On Wed, 13 Oct 2021 16:02:14 -0500
J Leslie Turriff <jlturriff(a)mail.com> wrote:
On 2021-10-13 13:07:13 E. Liddell wrote:
On Wed, 13 Oct 2021 16:46:20 +0000
That being said, test 9 is a raw grep being performed on an XML file. This
means that it could easily be latching onto something in a comment, because
following the full XML spec for determining whether a given line is inside
a comment or not using a simple text-matching tool is . . . well, let's say
it isn't something I'd want to try, and I deal in regexes a fair amount in
my day job. It really needs to be run through a full parser that constructs
a DOM tree.
Filter to throw away comments first, then filter for what it should look for.
Correctly throwing away comments isn't as simple as tossing away everything
between a start marker and an end marker, though, because if the comment
marker is inside a CDATA section, it doesn't actually affect whether or not
the text is a comment. I suspect a comment marker found between quotes in
a text-format attribute value doesn't count either, but I'd have to check the spec
to be sure.

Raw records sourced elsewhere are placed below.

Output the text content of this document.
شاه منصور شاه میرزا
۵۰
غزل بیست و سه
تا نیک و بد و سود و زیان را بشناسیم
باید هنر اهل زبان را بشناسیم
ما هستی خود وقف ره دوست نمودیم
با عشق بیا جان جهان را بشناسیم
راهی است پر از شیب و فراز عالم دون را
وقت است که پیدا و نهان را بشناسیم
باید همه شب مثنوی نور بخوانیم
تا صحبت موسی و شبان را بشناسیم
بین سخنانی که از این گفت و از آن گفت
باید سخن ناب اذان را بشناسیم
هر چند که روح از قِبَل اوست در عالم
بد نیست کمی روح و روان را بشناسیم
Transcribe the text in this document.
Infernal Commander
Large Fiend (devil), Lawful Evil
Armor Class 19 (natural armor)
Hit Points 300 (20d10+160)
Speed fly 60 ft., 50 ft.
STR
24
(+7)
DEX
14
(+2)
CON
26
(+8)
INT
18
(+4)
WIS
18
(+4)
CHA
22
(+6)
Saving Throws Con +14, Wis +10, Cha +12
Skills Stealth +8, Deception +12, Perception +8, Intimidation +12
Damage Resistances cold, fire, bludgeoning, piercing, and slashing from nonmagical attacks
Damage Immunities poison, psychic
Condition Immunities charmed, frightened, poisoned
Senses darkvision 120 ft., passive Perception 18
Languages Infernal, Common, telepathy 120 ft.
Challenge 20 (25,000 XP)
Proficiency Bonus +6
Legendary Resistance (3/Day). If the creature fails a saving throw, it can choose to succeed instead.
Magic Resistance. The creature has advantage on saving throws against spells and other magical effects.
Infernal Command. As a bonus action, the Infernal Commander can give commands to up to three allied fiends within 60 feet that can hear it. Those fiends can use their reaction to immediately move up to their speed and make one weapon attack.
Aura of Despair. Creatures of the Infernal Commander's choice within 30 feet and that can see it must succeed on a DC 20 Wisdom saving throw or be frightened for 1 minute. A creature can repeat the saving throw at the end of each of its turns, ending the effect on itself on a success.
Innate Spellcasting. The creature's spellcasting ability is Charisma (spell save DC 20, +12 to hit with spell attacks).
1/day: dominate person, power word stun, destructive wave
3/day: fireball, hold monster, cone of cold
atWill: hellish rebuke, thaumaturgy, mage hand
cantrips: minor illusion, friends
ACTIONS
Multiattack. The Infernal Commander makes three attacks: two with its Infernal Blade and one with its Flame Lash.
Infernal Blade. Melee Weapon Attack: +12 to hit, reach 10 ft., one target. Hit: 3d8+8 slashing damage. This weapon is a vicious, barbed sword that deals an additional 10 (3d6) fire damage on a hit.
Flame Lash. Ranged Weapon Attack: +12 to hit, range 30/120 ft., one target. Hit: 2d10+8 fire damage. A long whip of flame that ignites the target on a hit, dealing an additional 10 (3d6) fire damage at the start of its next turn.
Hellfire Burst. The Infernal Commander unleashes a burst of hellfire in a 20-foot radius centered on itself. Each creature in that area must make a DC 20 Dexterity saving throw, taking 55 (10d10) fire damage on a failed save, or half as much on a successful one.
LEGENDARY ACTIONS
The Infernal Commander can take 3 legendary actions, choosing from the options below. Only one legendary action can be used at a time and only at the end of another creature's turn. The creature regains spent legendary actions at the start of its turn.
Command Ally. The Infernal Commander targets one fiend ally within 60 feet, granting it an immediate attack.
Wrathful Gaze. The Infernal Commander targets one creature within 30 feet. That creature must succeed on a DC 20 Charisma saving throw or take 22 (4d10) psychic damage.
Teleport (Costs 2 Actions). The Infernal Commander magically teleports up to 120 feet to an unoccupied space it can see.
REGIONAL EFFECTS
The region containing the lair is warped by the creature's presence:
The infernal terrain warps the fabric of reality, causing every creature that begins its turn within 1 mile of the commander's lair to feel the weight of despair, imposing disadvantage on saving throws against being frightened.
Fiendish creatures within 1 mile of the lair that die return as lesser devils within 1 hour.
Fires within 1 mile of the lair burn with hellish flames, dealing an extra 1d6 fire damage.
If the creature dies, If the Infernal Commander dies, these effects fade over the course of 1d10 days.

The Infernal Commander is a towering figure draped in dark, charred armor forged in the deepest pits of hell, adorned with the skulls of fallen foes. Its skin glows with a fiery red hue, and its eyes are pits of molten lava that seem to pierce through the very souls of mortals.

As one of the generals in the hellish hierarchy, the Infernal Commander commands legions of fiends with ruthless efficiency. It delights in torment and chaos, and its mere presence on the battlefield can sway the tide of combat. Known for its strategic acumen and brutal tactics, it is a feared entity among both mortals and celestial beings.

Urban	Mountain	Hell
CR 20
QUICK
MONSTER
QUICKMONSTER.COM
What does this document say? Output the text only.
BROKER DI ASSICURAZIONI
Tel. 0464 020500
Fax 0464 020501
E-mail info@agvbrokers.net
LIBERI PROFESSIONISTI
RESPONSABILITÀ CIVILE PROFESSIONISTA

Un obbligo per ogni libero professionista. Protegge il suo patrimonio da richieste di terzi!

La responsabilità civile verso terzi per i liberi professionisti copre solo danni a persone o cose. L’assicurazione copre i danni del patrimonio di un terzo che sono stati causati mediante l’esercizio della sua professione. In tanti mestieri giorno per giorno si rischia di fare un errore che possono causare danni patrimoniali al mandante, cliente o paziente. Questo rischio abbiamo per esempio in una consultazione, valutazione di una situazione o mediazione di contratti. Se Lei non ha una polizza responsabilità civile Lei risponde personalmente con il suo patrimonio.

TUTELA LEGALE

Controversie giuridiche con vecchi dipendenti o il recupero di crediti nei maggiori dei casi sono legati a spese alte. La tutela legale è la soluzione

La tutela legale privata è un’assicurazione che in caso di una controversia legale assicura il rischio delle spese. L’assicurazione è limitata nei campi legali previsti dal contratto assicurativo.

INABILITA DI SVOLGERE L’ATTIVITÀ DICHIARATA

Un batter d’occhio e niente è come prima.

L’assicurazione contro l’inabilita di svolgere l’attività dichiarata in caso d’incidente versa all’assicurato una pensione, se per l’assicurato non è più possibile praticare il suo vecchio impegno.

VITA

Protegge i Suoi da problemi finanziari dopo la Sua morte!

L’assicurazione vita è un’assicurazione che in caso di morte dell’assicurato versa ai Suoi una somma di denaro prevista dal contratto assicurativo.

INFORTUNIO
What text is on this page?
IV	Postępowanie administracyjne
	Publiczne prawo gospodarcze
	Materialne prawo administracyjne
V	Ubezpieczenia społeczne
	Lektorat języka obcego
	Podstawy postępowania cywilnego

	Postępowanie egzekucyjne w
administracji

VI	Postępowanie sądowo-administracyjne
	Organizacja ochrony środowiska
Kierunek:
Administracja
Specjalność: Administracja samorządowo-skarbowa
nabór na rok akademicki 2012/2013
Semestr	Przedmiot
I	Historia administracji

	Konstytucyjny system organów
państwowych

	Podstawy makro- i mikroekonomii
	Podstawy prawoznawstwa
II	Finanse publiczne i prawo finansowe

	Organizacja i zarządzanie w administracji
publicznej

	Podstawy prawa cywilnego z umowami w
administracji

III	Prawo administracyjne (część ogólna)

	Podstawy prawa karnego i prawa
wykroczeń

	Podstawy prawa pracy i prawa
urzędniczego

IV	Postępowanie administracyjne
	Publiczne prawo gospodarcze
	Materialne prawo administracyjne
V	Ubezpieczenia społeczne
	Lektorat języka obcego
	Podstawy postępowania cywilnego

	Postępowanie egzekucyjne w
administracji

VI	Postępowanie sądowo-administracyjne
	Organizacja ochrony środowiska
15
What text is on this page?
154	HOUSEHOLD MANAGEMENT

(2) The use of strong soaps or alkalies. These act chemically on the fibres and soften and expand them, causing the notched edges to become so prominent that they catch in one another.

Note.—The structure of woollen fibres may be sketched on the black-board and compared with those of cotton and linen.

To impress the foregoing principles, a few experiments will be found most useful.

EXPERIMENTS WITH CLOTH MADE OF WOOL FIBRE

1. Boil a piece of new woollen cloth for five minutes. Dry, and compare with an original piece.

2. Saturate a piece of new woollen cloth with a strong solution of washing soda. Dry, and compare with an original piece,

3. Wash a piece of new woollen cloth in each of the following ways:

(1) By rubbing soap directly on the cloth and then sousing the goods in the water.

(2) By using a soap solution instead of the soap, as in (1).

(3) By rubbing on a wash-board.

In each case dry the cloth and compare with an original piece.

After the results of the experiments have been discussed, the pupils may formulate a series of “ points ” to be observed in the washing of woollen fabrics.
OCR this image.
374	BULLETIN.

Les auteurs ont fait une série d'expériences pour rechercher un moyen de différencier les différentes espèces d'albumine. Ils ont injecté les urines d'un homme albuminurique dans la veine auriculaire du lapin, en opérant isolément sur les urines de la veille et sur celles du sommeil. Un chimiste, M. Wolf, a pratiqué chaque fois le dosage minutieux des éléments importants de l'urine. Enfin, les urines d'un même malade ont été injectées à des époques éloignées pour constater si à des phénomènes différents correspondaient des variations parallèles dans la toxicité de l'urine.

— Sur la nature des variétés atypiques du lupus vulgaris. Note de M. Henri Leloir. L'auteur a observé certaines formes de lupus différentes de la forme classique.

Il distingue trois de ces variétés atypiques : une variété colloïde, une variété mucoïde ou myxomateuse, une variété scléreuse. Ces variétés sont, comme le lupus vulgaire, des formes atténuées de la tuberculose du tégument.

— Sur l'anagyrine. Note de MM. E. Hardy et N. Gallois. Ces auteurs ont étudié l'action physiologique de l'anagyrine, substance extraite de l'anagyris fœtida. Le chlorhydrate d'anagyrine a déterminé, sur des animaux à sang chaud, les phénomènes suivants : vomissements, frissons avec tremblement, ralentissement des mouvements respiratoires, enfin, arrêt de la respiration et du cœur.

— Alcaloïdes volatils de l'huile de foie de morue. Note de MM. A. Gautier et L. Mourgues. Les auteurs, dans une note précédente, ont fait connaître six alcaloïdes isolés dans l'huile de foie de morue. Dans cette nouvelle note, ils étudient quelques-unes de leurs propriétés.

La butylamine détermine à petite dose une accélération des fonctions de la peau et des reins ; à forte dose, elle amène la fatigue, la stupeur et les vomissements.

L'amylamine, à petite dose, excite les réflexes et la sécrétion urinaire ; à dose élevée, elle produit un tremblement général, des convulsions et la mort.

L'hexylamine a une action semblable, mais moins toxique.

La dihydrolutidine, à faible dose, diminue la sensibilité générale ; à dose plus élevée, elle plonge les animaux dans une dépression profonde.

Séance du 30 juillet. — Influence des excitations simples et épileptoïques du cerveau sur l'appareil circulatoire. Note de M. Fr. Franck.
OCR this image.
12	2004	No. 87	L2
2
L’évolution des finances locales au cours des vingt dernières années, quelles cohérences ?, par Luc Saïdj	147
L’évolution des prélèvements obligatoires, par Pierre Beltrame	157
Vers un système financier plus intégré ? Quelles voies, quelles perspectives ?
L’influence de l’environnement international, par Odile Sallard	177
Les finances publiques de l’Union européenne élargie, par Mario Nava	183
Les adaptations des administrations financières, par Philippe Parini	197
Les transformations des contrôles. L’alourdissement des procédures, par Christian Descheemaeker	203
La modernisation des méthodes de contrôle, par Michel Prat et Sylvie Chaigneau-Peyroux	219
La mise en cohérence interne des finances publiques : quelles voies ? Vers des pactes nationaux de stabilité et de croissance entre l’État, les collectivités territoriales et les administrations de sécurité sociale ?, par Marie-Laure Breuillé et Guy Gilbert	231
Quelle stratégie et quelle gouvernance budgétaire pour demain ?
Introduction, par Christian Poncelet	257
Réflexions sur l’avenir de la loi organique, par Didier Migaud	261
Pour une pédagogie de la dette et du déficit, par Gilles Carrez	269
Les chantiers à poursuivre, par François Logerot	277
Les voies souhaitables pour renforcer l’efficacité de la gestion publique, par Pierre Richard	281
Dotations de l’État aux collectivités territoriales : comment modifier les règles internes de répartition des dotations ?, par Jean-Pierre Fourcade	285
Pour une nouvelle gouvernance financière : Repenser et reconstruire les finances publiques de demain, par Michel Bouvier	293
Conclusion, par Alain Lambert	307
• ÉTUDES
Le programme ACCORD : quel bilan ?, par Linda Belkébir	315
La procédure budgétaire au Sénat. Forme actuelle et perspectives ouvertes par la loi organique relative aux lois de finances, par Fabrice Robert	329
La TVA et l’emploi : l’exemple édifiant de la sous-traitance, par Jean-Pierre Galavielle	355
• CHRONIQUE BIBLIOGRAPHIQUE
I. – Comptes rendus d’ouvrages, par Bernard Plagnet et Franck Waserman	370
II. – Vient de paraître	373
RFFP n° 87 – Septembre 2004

And there may be more quirks that I've forgotten. (Oh, and you
could *easily* embed the value the grep expression is looking for in the file
without triggering the grep by using CDATA, now that I think about it.)
There's a reason that man perlfaq6 contains the following:
How do I match XML, HTML, or other nasty, ugly things with a regex?
Do not use regexes. Use a module and forget about the regular expressions.
E. Liddell